Wakil Wali Kota Pontianak Bahasan mengatakan hal ini dilakukan untuk menertibkan antrean BBM bersubsidi di sejumlah SPBU agar tidak mengganggu arus lalu lintas dan keselamatan pengguna jalan. Selain membuat arus lalu lintas tersendat, antrean kendaraan besar juga berpotensi memicu kecelakaan.
“Yang terpenting muaranya adalah memudahkan masyarakat dan membuat arus lalu lintas aman,” jelasnya dalam Forum Lalu Lintas dan Angkutan Jalan di Bapperida Pontianak, Senin (14/69/2026).
Bahasan mencontohkan, di sejumlah titik, kendaraan yang mengantre BBM berada di badan jalan dan mengganggu kelancaran lalu lintas. Kondisi tersebut harus menjadi perhatian bersama, terutama di kawasan yang menjadi jalur kendaraan barang dan kendaraan berat.
“Kami juga ingin memastikan, penyaluran tepat sasaran,” tegasnya.
Kepala Dinas Perhubungan Kota Pontianak Rendrayani mengatakan, pengaturan tersebut merupakan kesepakatan hasil rapat koordinasi yang melibatkan Pemkot Pontianak, PT Pertamina Patra Niaga, TNI/Polri, SPBU, asosiasi, pelaku usaha angkutan, dan instansi terkait.

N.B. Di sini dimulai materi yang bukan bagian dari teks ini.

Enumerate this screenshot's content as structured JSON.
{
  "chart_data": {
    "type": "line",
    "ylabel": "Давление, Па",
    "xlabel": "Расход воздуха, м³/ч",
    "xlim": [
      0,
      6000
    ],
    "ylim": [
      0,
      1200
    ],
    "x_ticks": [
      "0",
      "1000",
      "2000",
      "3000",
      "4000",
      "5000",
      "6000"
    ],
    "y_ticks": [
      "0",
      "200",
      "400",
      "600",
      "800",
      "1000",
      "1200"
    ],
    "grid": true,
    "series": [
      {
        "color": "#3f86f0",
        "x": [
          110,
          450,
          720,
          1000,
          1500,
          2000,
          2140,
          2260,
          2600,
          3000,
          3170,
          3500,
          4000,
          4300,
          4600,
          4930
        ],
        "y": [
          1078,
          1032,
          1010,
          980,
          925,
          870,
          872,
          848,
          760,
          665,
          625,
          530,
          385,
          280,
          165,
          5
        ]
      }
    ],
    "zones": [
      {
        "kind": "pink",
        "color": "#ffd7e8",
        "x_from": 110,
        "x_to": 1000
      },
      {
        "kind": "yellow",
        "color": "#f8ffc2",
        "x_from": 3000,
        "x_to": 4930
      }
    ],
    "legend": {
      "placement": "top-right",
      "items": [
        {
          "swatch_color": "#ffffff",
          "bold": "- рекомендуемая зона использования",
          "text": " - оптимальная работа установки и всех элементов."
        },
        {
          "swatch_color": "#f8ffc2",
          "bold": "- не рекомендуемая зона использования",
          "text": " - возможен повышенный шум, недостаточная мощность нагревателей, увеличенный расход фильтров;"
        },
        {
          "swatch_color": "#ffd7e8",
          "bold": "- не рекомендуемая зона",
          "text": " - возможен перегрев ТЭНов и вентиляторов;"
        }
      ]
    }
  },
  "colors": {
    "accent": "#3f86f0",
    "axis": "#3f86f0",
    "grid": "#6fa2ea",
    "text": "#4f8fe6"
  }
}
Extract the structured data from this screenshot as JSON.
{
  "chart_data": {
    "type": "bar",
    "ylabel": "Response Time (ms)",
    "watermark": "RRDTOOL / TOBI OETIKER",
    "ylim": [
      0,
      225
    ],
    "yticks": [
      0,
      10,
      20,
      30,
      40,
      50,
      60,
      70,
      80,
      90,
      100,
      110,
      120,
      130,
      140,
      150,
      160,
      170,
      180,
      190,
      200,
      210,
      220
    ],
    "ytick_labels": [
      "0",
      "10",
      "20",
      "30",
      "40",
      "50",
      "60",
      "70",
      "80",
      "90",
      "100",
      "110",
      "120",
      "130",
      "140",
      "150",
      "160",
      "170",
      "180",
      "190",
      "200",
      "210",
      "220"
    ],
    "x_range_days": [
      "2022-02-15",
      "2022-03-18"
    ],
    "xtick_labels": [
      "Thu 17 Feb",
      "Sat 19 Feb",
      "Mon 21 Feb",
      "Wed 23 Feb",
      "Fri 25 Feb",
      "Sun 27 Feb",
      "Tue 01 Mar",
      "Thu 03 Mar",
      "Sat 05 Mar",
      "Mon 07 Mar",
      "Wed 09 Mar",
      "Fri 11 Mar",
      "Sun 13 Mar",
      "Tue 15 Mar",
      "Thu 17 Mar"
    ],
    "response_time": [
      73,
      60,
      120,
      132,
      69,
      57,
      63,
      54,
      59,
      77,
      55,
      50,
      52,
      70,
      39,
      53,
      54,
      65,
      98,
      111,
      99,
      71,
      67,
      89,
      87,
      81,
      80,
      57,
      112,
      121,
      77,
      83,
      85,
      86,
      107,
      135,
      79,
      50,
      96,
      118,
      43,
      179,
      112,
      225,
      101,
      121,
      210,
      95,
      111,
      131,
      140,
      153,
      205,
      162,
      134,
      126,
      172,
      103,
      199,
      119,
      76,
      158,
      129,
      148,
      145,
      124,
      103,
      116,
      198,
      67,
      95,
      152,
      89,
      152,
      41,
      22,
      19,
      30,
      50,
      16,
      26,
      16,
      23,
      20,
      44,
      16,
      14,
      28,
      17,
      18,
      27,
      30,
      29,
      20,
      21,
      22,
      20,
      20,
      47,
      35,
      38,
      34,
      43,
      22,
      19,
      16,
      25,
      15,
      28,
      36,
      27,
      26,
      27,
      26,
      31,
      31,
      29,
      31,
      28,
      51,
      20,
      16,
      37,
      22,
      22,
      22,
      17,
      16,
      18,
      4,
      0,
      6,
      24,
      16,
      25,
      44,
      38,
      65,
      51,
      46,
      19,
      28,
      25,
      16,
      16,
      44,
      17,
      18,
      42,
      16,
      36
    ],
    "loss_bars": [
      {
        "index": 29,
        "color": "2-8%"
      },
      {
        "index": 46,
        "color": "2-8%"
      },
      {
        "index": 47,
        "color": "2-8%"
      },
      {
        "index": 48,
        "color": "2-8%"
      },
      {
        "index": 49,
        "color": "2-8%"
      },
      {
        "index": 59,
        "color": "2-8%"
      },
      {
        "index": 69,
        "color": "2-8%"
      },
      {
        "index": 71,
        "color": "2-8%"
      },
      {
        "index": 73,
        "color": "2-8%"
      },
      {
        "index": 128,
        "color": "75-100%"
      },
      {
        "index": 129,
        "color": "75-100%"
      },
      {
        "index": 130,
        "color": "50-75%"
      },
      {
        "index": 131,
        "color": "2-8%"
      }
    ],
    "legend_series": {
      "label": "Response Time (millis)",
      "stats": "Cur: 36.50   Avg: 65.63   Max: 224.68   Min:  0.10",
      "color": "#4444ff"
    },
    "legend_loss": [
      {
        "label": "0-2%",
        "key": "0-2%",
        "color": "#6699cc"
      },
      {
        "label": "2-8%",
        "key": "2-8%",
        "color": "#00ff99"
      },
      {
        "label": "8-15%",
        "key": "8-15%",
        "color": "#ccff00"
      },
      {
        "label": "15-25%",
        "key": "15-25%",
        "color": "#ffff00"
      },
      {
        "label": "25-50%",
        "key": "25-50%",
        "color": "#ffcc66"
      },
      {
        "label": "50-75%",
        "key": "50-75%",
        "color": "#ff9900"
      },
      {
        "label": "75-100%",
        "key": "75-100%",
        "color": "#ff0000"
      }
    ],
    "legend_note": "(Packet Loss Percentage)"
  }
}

“Saat ini masih tahap sosialisasi. Aturan penanganan antrean penyaluran solar bersubsidi ini mulai dilaksanakan pada 1 Oktober 2026,” ujarnya.
Rendrayani menjelaskan, salah satu poin utama yang disepakati adalah pembelian BBM solar bersubsidi wajib menggunakan QR Code atau barcode MyPertamina. Pengemudi juga wajib menunjukkan STNK sesuai tanda nomor kendaraan bermotor atau TNKB. Batas maksimal pengisian solar bersubsidi juga disepakati mengikuti ketentuan pada QR Code atau barcode MyPertamina. Dengan aturan ini, penyaluran diharapkan lebih tertib, tepat sasaran, dan mengurangi potensi penyalahgunaan.
Selain itu, untuk menjaga kepastian penyaluran, distribusi solar bersubsidi dari Integrated Terminal Pontianak akan dimulai pukul 02.00 WIB. SPBU berkewajiban menerima pendistribusian tersebut agar pelayanan kepada pengguna dapat berjalan lebih baik.
“SPBU wajib melaksanakan penyaluran sesuai harga, kuota, volume, dan ketentuan yang berlaku,” jelas Rendrayani.
Ia menambahkan, operator SPBU wajib melakukan pemeriksaan QR Code atau barcode MyPertamina, STNK, dan TNKB sebelum pengisian BBM. SPBU bersama Pertamina juga diminta melakukan sosialisasi dan pengaturan antrean agar tidak mengganggu kelancaran lalu lintas.
Dalam kesepakatan itu, kendaraan pengangkut BBM maksimal roda 10 dengan kapasitas tangki maksimal 16 kiloliter dalam keadaan kosong dapat melintas di Jembatan Duplikasi Kapuas I pada pukul 08.00 sampai 16.00 WIB dan pukul 19.00 sampai 05.00 WIB. Ketentuan ini tetap harus memperhatikan keselamatan lalu lintas dan aturan yang berlaku.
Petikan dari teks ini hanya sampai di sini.